After his service in World War I of 1914-1917 and in the Russian Civil War of 1917-1923, from 1920 to 1921 Tukhachevsky commanded the Soviet Western Front in the Polish–Soviet War. He was moving up the ranks, and with the Soviet forces under his command, he successfully repelled the Polish forces from Western Ukraine, driving them back into Poland. Nevertheless, the Red Army suffered defeat outside of Warsaw, and the war ended in a Soviet defeat.

Tukhachevsky went on to serve as chief of staff of the Red Army from 1925 through 1928, as assistant in the People’s Commissariat of Defense after 1934, and as commander of the Volga Military District in 1937. He achieved the rank of Marshal of the Soviet Union in 1935. Still, all of that did not protect him, in fact it put him in more danger, because he was just a little way under Stalin, and that was not going to bode well for him.

Tukhachevsky was arrested in 1936, suspected of being a German spy. The charges included Tukhachevsky’s supposed plot to overthrow Stalin. After he was arrested, the guards coerced a confession out of him. This was at the very beginning of The Great Terror, a term which historians have borrowed from the French Revolution. It refers to the paroxysm of state-organized bloodshed that overwhelmed the Communist Party and Soviet society during the years 1936-1938. It was also known as the Great Purges.

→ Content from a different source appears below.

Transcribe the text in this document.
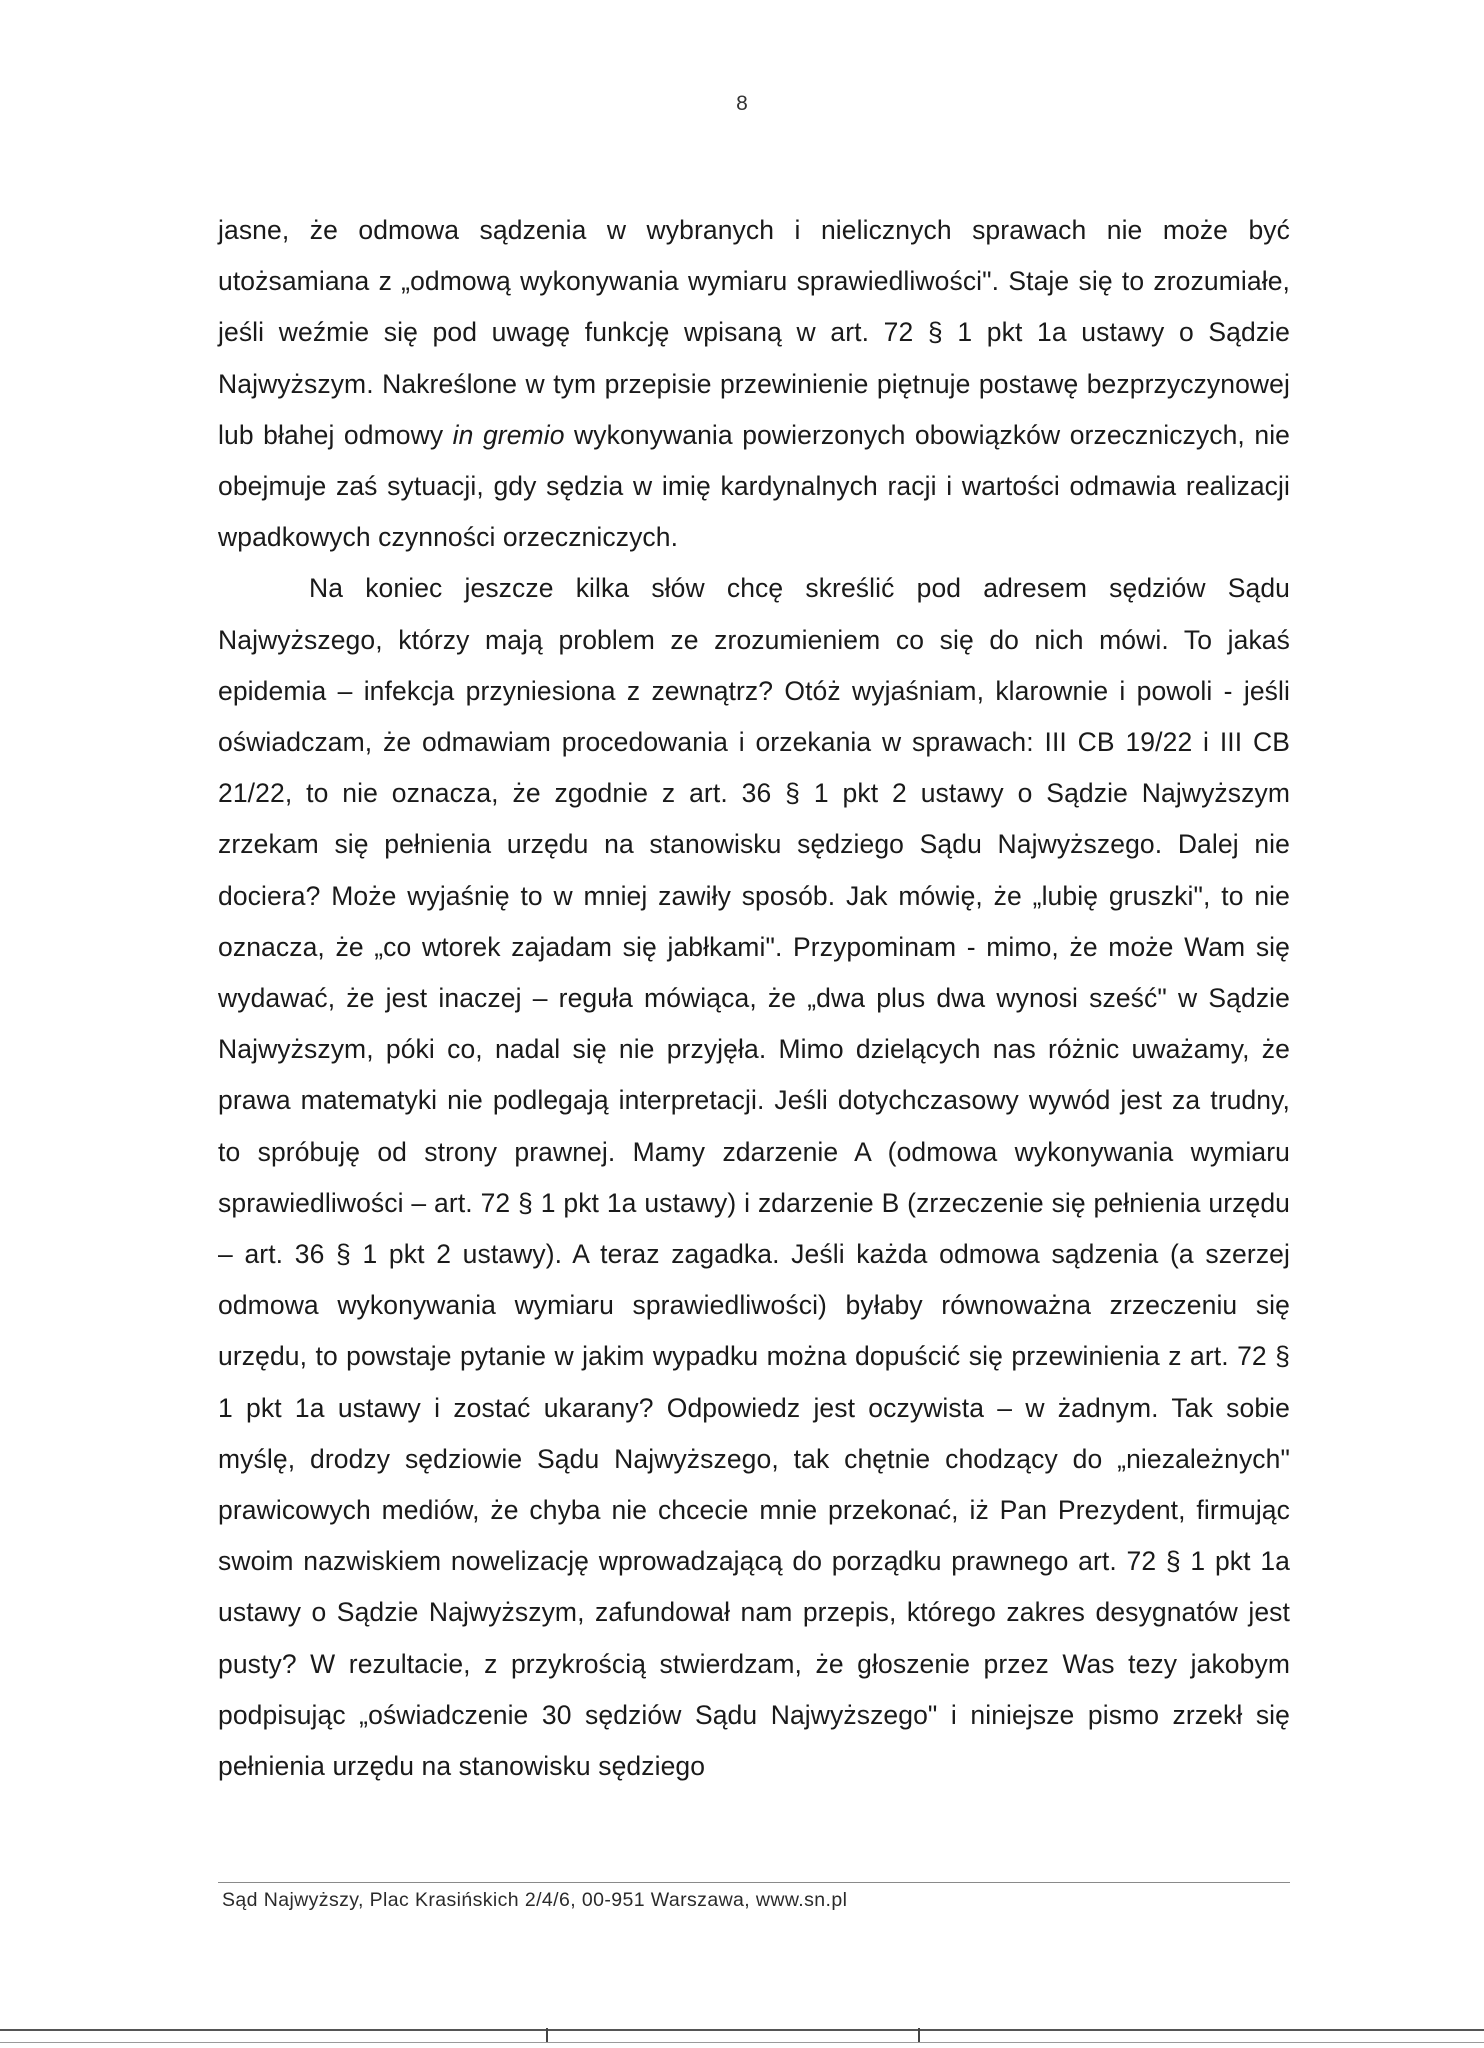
8

jasne, że odmowa sądzenia w wybranych i nielicznych sprawach nie może być utożsamiana z „odmową wykonywania wymiaru sprawiedliwości". Staje się to zrozumiałe, jeśli weźmie się pod uwagę funkcję wpisaną w art. 72 § 1 pkt 1a ustawy o Sądzie Najwyższym. Nakreślone w tym przepisie przewinienie piętnuje postawę bezprzyczynowej lub błahej odmowy in gremio wykonywania powierzonych obowiązków orzeczniczych, nie obejmuje zaś sytuacji, gdy sędzia w imię kardynalnych racji i wartości odmawia realizacji wpadkowych czynności orzeczniczych.

Na koniec jeszcze kilka słów chcę skreślić pod adresem sędziów Sądu Najwyższego, którzy mają problem ze zrozumieniem co się do nich mówi. To jakaś epidemia – infekcja przyniesiona z zewnątrz? Otóż wyjaśniam, klarownie i powoli - jeśli oświadczam, że odmawiam procedowania i orzekania w sprawach: III CB 19/22 i III CB 21/22, to nie oznacza, że zgodnie z art. 36 § 1 pkt 2 ustawy o Sądzie Najwyższym zrzekam się pełnienia urzędu na stanowisku sędziego Sądu Najwyższego. Dalej nie dociera? Może wyjaśnię to w mniej zawiły sposób. Jak mówię, że „lubię gruszki", to nie oznacza, że „co wtorek zajadam się jabłkami". Przypominam - mimo, że może Wam się wydawać, że jest inaczej – reguła mówiąca, że „dwa plus dwa wynosi sześć" w Sądzie Najwyższym, póki co, nadal się nie przyjęła. Mimo dzielących nas różnic uważamy, że prawa matematyki nie podlegają interpretacji. Jeśli dotychczasowy wywód jest za trudny, to spróbuję od strony prawnej. Mamy zdarzenie A (odmowa wykonywania wymiaru sprawiedliwości – art. 72 § 1 pkt 1a ustawy) i zdarzenie B (zrzeczenie się pełnienia urzędu – art. 36 § 1 pkt 2 ustawy). A teraz zagadka. Jeśli każda odmowa sądzenia (a szerzej odmowa wykonywania wymiaru sprawiedliwości) byłaby równoważna zrzeczeniu się urzędu, to powstaje pytanie w jakim wypadku można dopuścić się przewinienia z art. 72 § 1 pkt 1a ustawy i zostać ukarany? Odpowiedz jest oczywista – w żadnym. Tak sobie myślę, drodzy sędziowie Sądu Najwyższego, tak chętnie chodzący do „niezależnych" prawicowych mediów, że chyba nie chcecie mnie przekonać, iż Pan Prezydent, firmując swoim nazwiskiem nowelizację wprowadzającą do porządku prawnego art. 72 § 1 pkt 1a ustawy o Sądzie Najwyższym, zafundował nam przepis, którego zakres desygnatów jest pusty? W rezultacie, z przykrością stwierdzam, że głoszenie przez Was tezy jakobym podpisując „oświadczenie 30 sędziów Sądu Najwyższego" i niniejsze pismo zrzekł się pełnienia urzędu na stanowisku sędziego

Sąd Najwyższy, Plac Krasińskich 2/4/6, 00-951 Warszawa, www.sn.pl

During this time, Stalin actually had over a million of his own soldiers killed for imagined wrongs. Stalin was, in reality, half crazy. He was known to pluck a live chicken, just to see the reaction from his men. It wasn’t a really big stretch to move to killing soldiers or civilians, so the Great Terror wasn’t too far out there for him. As for Tukhachevsky, Stalin sentenced him to death in March 1938. He was executed on June 12, 1937. Even the men who had to judge the soldiers in those “sham” trials, were not free from danger. One of them, Ivan Belov said, “Tomorrow, I shall be put in the same place.” Belov was right. He was arrested on January 7, 1938. He was later executed as well. I can’t imagine how insane Stalin must have been. When you think about it, most of the men and women who were under Stalin’s rule, were too terrified to be disloyal.